Across the Full Range of Cases the Practice Accepts
Not every divorce involves a substantial marital estate, contested business valuation, expert team assembly, or trial-readiness preparation. The practice accepts cases across the full range that fits the firm's standards — from short marriages with limited assets, where informal discovery and a clean Marital Settlement Agreement is enough, to substantial-asset matters that require the full apparatus described on this page.
The shorter, simpler matter is not a different practice. It is the same practice scaled to what the case actually requires. A short-marriage divorce without children, without retirement accounts to divide, without real property, without complex compensation — that case does not need a forensic accountant or a business valuator. It needs careful drafting of an MSA that addresses what little there is to address, a coordinated 90-day filing process under 23 Pa.C.S. § 3301(c), and counsel who completes the work without unnecessary cost or delay. That, too, is professional work that produces a defensible outcome.
What is constant across the range is the posture: direct attorney access, prepared advocacy, honest counsel, deliberate selection of matters. The work is handled by Scott Levine, not delegated to associates or paralegals.
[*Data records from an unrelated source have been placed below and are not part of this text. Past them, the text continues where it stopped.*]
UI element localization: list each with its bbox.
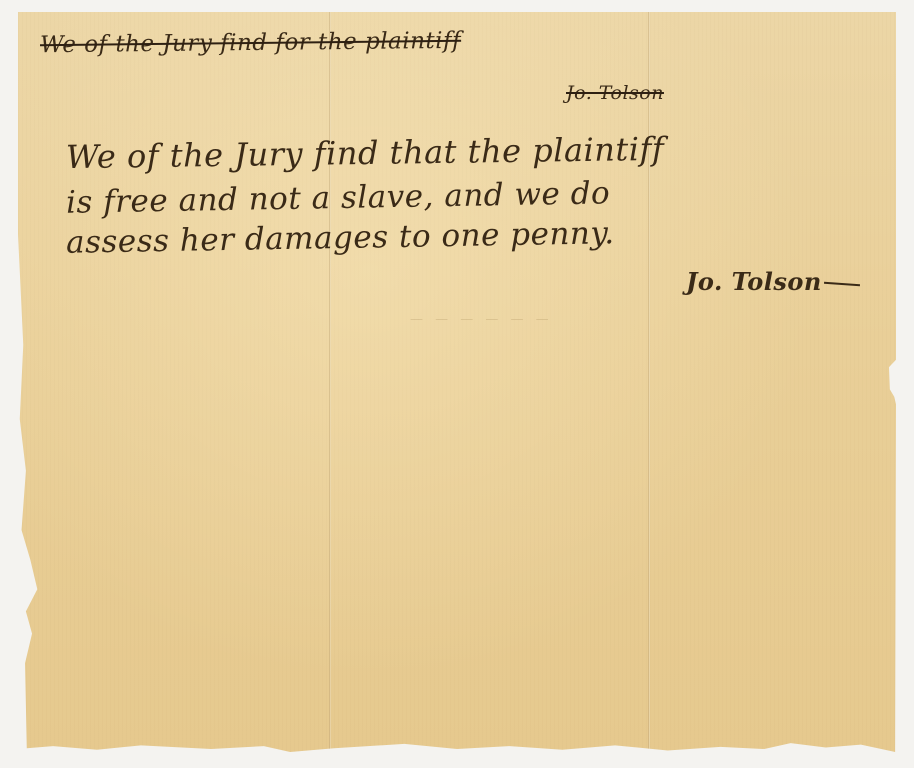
foreman-signature: Jo. Tolson: [686, 267, 860, 296]
document-scan: We of the Jury find for the plaintiff Jo…: [0, 0, 914, 768]
verdict-line-2: is free and not a slave, and we do: [66, 175, 611, 220]
fold-line-left: [329, 12, 331, 752]
verdict-line-1: We of the Jury find that the plaintiff: [66, 130, 665, 176]
fold-line-right: [648, 12, 650, 752]
struck-signature: Jo. Tolson: [566, 82, 664, 104]
paper-sheet: We of the Jury find for the plaintiff Jo…: [18, 12, 896, 752]
struck-verdict-text: We of the Jury find for the plaintiff: [40, 28, 461, 58]
bleed-through-text: — — — — — —: [410, 312, 553, 327]
verdict-line-3: assess her damages to one penny.: [66, 215, 615, 261]
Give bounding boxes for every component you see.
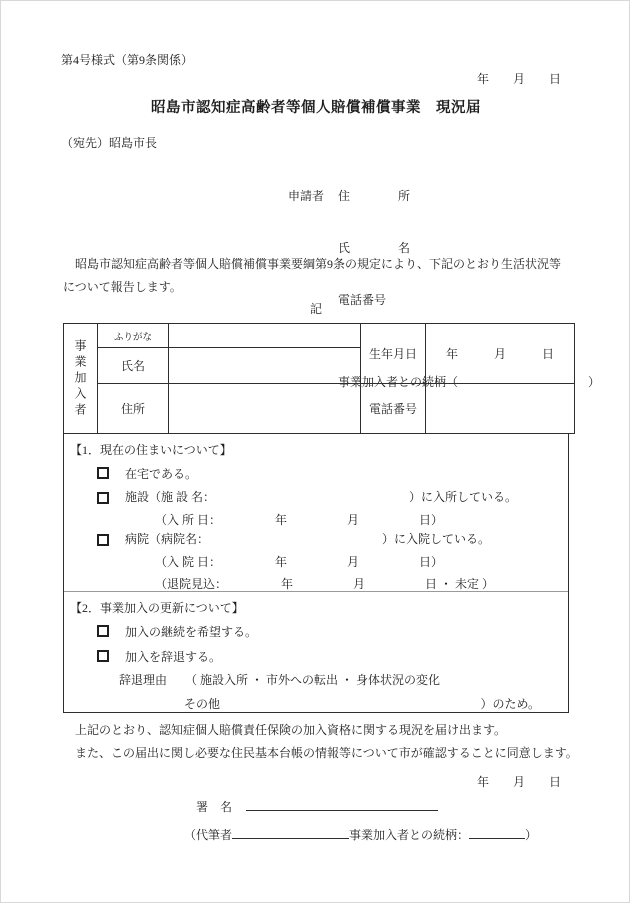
checkbox-hospital[interactable] bbox=[97, 534, 109, 546]
option-continue-row: 加入の継続を希望する。 bbox=[97, 625, 257, 640]
form-title: 昭島市認知症高齢者等個人賠償補償事業 現況届 bbox=[1, 99, 630, 117]
phone-label-cell: 電話番号 bbox=[361, 384, 426, 434]
address-input-cell[interactable] bbox=[169, 384, 361, 434]
record-mark: 記 bbox=[1, 302, 630, 317]
withdraw-reason-other-row: その他 ）のため。 bbox=[184, 697, 540, 712]
proxy-relation-input-line[interactable] bbox=[469, 825, 525, 839]
withdraw-reason-line: 辞退理由 （ 施設入所 ・ 市外への転出 ・ 身体状況の変化 bbox=[119, 673, 440, 688]
option-facility-label: 施設（施 設 名： bbox=[125, 490, 215, 505]
proxy-relation-label: 事業加入者との続柄： bbox=[349, 828, 469, 842]
signature-input-line[interactable] bbox=[246, 797, 438, 811]
phone-input-cell[interactable] bbox=[426, 384, 575, 434]
address-label-cell: 住所 bbox=[98, 384, 169, 434]
option-home-row: 在宅である。 bbox=[97, 467, 197, 482]
addressee: （宛先）昭島市長 bbox=[61, 136, 157, 151]
option-withdraw-row: 加入を辞退する。 bbox=[97, 650, 221, 665]
proxy-name-input-line[interactable] bbox=[232, 825, 349, 839]
admission-date-line: （入 所 日： 年 月 日） bbox=[155, 513, 443, 528]
option-facility-close: ）に入所している。 bbox=[409, 490, 517, 505]
option-facility-row: 施設（施 設 名： ）に入所している。 bbox=[97, 490, 517, 505]
applicant-name-label: 氏 名 bbox=[338, 241, 410, 255]
reason-other-label: その他 bbox=[184, 697, 220, 712]
hospitalization-date-line: （入 院 日： 年 月 日） bbox=[155, 555, 443, 570]
option-continue-label: 加入の継続を希望する。 bbox=[125, 625, 257, 639]
footer-statement-2: また、この届出に関し必要な住民基本台帳の情報等について市が確認することに同意しま… bbox=[63, 746, 578, 761]
header-date-line: 年 月 日 bbox=[477, 72, 561, 87]
birthdate-label-cell: 生年月日 bbox=[361, 324, 426, 384]
applicant-label: 申請者 bbox=[288, 189, 324, 203]
proxy-open-label: （代筆者 bbox=[184, 828, 232, 842]
name-label-cell: 氏名 bbox=[98, 348, 169, 384]
form-number: 第4号様式（第9条関係） bbox=[61, 53, 193, 68]
checkbox-home[interactable] bbox=[97, 467, 109, 479]
option-withdraw-label: 加入を辞退する。 bbox=[125, 650, 221, 664]
status-sections-box: 【1．現在の住まいについて】 在宅である。 施設（施 設 名： ）に入所している… bbox=[63, 434, 569, 713]
discharge-estimate-line: （退院見込： 年 月 日 ・ 未定 ） bbox=[155, 577, 494, 592]
member-column-label: 事業加入者 bbox=[64, 324, 98, 434]
option-home-label: 在宅である。 bbox=[125, 467, 197, 481]
section2-heading: 【2．事業加入の更新について】 bbox=[70, 601, 244, 616]
section1-heading: 【1．現在の住まいについて】 bbox=[70, 443, 232, 458]
section-divider bbox=[64, 591, 568, 592]
intro-line-1: 昭島市認知症高齢者等個人賠償補償事業要綱第9条の規定により、下記のとおり生活状況… bbox=[63, 257, 561, 272]
signature-row: 署 名 bbox=[196, 797, 438, 815]
signature-label: 署 名 bbox=[196, 800, 232, 814]
applicant-address-line: 申請者住 所 bbox=[288, 189, 600, 211]
proxy-row: （代筆者事業加入者との続柄：） bbox=[184, 825, 537, 843]
furigana-input-cell[interactable] bbox=[169, 324, 361, 348]
option-hospital-label: 病院（病院名： bbox=[125, 532, 209, 547]
checkbox-facility[interactable] bbox=[97, 492, 109, 504]
applicant-relation-close: ） bbox=[588, 375, 600, 390]
footer-statement-1: 上記のとおり、認知症個人賠償責任保険の加入資格に関する現況を届け出ます。 bbox=[63, 723, 506, 738]
footer-date-line: 年 月 日 bbox=[477, 775, 561, 790]
checkbox-continue[interactable] bbox=[97, 625, 109, 637]
applicant-address-label: 住 所 bbox=[338, 189, 410, 203]
option-hospital-close: ）に入院している。 bbox=[382, 532, 490, 547]
birthdate-value-cell[interactable]: 年 月 日 bbox=[426, 324, 575, 384]
form-page: 第4号様式（第9条関係） 年 月 日 昭島市認知症高齢者等個人賠償補償事業 現況… bbox=[0, 0, 630, 903]
checkbox-withdraw[interactable] bbox=[97, 650, 109, 662]
reason-close-label: ）のため。 bbox=[480, 697, 540, 712]
intro-line-2: について報告します。 bbox=[63, 280, 182, 295]
furigana-label-cell: ふりがな bbox=[98, 324, 169, 348]
proxy-close-label: ） bbox=[525, 828, 537, 842]
member-table: 事業加入者 ふりがな 生年月日 年 月 日 氏名 住所 電話番号 bbox=[63, 323, 575, 434]
option-hospital-row: 病院（病院名： ）に入院している。 bbox=[97, 532, 490, 547]
name-input-cell[interactable] bbox=[169, 348, 361, 384]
The same disciplined approach applies to a $200,000 marital estate as to a $5 million marital estate — scaled to what the case requires, but never compromised below the standard the matter deserves.
The practice does not aim to be the largest. It aims to do the work well for the clients accepted. Some matters are too large for the firm's capacity and are referred elsewhere. Some matters are not the right fit and the call goes better when that is identified early. What remains is the body of work the firm is built to handle — and that body of work runs from the modest, well-managed case through the substantial, expert-supported, trial-ready matter. The firm handles it all.